We continue our progression as a platform neuro-navigation company by leveraging what we have learned in the MRI and applying that learning to other surgical arenas in the hospital. This new agreement with Philips will optimize the computational speed of Maestro and enable the fully automatic segmentation of clinically approved deep brain stimulation targets (DBS) including the globus pallidus internus (GPi), the subthalamic nucleus (STN), the ventral intermedius nucleus (VIM), and the anterior nucleus of the thalamus (ANT). DBS targets planned in the space of a pre-op MRI can be mapped to plans in an operating room surgical environment using other interventional modalities like CT. This will allow surgeons to select which patients benefit from CT compared to MRI based on their presentation, but still take advantage of many unique and valuable features of the ClearPoint platform.”
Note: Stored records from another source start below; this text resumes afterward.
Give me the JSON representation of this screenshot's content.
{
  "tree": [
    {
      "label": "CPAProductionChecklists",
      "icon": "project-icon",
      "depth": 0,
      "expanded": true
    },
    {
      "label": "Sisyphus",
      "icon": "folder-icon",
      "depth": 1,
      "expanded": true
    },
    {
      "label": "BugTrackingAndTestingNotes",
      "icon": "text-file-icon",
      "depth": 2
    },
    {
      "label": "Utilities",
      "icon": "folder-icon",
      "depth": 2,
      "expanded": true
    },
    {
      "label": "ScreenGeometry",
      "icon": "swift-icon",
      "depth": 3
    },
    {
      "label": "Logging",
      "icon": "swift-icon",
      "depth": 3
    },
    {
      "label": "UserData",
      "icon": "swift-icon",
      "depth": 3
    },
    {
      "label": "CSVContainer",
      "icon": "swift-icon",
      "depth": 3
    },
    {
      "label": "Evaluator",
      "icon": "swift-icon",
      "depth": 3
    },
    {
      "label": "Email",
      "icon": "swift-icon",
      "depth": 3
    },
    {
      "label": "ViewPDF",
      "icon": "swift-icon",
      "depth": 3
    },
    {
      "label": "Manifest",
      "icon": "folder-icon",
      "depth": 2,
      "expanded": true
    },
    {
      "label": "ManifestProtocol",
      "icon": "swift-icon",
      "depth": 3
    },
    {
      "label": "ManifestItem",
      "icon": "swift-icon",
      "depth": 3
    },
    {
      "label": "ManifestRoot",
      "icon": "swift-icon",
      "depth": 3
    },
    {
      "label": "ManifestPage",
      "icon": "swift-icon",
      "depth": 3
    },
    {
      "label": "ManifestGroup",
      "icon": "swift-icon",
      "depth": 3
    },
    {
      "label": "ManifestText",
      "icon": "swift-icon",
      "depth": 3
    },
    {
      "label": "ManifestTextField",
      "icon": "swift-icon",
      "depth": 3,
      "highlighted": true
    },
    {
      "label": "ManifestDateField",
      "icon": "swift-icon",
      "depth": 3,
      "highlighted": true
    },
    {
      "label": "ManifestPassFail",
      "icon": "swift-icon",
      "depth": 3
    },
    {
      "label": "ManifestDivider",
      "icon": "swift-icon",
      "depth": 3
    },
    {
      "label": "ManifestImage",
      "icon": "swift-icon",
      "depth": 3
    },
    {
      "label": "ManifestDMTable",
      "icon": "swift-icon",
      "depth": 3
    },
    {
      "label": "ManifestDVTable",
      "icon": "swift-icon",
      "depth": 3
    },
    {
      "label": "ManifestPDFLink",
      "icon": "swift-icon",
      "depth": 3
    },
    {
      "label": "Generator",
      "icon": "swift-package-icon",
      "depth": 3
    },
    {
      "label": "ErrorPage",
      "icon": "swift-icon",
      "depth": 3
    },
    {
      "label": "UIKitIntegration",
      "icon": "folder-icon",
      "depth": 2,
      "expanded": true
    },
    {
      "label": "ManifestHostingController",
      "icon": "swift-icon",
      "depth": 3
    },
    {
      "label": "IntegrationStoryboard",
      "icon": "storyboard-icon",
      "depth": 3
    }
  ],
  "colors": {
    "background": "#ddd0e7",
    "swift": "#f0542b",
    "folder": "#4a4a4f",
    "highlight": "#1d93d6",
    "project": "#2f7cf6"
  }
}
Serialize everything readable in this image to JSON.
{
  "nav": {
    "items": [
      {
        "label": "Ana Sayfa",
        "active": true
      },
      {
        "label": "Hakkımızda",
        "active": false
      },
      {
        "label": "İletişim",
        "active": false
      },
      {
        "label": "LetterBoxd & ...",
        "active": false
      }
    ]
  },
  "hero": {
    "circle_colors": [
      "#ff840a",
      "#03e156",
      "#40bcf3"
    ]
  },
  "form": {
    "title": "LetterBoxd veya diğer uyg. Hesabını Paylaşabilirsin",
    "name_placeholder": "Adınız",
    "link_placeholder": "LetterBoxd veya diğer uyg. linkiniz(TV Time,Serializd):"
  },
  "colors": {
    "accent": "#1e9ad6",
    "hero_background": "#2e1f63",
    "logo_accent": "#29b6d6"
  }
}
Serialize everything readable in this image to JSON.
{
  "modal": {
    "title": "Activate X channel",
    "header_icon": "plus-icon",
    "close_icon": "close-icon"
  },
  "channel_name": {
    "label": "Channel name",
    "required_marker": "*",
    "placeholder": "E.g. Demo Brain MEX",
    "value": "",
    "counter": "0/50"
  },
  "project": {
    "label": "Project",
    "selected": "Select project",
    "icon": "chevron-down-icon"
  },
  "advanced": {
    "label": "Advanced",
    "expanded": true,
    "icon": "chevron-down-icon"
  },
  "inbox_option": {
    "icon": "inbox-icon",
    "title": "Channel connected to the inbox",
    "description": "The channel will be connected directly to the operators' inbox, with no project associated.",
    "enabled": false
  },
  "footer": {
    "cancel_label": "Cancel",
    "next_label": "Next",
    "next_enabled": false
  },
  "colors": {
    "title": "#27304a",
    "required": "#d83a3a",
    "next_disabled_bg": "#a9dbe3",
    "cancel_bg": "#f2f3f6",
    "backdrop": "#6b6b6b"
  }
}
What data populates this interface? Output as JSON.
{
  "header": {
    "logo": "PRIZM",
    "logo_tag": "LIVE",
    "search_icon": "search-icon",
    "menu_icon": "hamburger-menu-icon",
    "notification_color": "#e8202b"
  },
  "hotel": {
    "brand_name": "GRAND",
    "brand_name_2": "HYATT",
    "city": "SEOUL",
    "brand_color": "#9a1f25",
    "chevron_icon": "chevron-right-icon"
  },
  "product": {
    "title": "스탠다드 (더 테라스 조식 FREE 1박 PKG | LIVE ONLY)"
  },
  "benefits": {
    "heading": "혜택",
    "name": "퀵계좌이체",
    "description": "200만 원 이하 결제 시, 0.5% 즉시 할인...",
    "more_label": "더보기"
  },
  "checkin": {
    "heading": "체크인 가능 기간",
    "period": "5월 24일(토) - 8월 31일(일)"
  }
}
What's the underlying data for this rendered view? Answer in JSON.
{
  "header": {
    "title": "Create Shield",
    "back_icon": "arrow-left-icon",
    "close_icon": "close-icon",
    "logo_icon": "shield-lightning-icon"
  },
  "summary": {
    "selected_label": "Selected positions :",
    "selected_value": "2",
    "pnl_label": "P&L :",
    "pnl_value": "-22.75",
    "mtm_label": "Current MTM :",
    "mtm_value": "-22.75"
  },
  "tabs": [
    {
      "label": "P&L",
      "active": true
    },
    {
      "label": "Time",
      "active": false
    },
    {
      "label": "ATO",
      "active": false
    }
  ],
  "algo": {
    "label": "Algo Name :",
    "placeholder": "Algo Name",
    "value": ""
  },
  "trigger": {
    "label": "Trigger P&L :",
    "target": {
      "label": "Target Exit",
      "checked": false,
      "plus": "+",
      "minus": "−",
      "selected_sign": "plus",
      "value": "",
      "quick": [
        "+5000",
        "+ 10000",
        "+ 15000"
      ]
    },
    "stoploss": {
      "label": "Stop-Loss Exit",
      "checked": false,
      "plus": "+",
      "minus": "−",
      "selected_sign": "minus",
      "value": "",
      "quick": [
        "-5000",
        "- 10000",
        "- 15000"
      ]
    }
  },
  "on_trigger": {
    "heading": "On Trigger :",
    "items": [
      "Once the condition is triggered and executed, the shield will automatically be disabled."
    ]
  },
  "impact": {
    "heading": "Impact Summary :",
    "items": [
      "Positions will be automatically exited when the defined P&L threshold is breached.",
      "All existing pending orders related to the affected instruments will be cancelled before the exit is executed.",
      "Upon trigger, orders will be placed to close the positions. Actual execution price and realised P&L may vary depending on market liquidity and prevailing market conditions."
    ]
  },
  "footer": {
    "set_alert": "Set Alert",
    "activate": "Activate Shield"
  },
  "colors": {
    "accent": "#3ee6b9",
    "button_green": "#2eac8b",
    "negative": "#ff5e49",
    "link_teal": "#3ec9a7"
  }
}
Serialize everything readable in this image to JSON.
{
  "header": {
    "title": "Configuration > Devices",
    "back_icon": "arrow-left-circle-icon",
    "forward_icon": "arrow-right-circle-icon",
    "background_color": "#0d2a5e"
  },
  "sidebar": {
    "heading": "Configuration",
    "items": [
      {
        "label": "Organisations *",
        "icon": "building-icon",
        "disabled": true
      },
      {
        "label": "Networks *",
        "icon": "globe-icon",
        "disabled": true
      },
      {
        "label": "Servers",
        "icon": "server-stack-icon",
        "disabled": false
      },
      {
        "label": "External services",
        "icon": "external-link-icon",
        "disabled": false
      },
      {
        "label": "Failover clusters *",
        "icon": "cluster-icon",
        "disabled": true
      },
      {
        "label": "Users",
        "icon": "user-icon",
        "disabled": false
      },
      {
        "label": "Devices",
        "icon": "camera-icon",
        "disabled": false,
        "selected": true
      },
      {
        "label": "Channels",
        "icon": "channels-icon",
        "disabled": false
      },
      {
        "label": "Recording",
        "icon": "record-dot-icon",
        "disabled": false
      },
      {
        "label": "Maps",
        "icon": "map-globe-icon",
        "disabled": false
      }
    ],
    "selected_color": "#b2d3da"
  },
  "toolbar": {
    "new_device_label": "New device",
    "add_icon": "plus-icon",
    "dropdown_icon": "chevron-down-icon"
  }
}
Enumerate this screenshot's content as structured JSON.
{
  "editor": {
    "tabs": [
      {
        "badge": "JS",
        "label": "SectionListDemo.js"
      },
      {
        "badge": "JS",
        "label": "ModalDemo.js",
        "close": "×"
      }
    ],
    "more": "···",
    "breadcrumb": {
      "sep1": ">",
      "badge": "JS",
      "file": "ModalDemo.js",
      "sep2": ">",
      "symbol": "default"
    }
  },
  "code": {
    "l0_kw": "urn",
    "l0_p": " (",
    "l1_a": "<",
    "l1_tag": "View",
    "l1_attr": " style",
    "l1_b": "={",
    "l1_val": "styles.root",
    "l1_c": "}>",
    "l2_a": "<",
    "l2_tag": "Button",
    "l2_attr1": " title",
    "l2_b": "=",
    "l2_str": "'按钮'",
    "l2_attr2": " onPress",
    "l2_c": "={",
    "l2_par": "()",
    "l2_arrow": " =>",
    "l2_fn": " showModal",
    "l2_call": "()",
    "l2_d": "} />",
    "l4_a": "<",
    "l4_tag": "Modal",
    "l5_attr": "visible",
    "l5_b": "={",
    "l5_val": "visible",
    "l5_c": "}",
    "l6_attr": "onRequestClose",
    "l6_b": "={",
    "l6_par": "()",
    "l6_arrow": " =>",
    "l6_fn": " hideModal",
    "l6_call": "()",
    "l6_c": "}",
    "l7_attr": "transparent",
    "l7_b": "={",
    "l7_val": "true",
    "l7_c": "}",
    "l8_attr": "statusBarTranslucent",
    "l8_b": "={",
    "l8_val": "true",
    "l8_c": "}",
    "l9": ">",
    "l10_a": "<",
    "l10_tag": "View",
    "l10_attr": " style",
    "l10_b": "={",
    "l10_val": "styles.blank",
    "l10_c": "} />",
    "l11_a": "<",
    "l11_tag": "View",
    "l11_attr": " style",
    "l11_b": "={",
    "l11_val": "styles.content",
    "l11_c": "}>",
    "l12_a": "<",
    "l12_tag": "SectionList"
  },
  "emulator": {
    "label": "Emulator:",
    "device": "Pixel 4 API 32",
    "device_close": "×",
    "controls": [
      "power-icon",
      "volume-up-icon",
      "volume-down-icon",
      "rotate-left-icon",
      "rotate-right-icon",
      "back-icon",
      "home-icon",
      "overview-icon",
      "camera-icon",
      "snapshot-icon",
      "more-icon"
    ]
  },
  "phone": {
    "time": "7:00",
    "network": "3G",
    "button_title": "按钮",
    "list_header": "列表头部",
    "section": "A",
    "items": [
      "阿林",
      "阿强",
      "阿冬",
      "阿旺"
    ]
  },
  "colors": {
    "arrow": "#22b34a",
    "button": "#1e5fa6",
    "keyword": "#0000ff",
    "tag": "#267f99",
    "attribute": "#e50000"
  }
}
ClearPoint Maestro Brain Model emerged over 10 years ago from research aimed at detecting subtle volumetric and shape abnormalities in patients with mild traumatic brain injury. That first study was featured on the cover of the Journal of Neurotrauma. The unique methodology of the brain model combines deformable surfaces with active shape models and machine learning. More importantly, it provides point-based correspondence longitudinally and across patients. Cross-validation on more than 1,000 scans demonstrated highly reproducible results with sub-millimeter accuracy and normative values from 560 healthy subjects provided reference ranges for patient-specific assessments. Maestro was FDA cleared in 2022 and is currently in limited market release at select U.S. academic medical centers and in pharmaceutical clinical trials.